President Bharrat Jagdeo is not unaware of the high volume of illicit air traffic and realises that only with the acquisition of radar coverage can the country’s airspace be protected. His administration approached Brazil, which inaugurated the Sistema de Vigilancia da Amazonia – the world’s most advanced surveillance system – to protect the vast Amazon from a wide range of problems including illegal mining, narcotics-trafficking, environmental degradation and epidemic disease.

As a signatory to the Treaty of Amazonian Co-operation, Guyana could benefit from the resources and facilities of that project but the President seems to feel that it is “very costly” to purchase such information. The President also disclosed that a request was made to the United States Government to provide information on narcotics-trafficking. But how does he expect the US Drug Enforcement Agency to pass secret information on narcotics traffickers to officials whose US visas have been suspended by the US Department of State?

The President also suggested that, although the GDF ‘discovered’ the illegal airstrip, “this sort of patrol cannot be sustained.” What then are the alternatives to aerial surveillance and ground patrols?

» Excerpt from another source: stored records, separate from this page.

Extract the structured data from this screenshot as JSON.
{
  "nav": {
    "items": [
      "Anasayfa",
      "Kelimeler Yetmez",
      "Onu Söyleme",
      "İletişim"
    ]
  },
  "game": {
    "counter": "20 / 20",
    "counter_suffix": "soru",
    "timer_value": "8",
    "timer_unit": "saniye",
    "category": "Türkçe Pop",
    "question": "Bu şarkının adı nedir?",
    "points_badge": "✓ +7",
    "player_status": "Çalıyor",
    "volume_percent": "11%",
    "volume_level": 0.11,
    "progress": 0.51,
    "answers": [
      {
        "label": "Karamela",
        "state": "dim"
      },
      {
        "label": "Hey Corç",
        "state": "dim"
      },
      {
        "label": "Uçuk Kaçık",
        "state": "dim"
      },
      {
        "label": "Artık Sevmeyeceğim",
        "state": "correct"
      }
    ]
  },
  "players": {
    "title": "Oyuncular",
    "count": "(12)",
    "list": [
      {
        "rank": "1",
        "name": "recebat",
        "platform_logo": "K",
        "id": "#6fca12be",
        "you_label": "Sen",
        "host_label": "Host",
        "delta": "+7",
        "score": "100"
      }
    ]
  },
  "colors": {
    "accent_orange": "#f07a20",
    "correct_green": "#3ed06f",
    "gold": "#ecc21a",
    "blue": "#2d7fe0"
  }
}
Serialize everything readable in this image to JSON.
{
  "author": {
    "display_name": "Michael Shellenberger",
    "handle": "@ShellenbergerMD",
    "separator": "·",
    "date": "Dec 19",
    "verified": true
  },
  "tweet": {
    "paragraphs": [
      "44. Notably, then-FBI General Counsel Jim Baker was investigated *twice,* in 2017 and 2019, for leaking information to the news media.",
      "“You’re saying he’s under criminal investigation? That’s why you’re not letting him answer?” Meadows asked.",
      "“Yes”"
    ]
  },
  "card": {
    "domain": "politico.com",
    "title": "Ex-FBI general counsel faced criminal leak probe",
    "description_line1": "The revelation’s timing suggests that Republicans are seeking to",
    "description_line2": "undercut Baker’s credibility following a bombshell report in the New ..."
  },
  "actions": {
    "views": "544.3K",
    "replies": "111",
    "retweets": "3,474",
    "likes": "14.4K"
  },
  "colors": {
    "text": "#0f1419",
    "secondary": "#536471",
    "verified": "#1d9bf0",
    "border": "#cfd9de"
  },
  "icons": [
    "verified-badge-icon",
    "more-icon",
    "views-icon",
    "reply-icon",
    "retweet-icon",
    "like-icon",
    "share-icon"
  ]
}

Meanwhile, Minister of Home Affairs Mr Clement Rohee on whose desk the stillborn National Drug Strategy Master Plan is languishing, promised that the plan will be “thoroughly reviewed” in the first quarter of 2008. Even after the report of the illegal airstrip was made public, Mr Rohee announced bafflingly that he was “satisfied with the work that is being done by the Inter-Agency Task Force on Narcotics and Illicit Weapons and the Fuel Smuggling Task Force.” What work?

With official postures like these, is it any wonder that the US Department of State has designated Guyana as a trans-shipment platform for cocaine?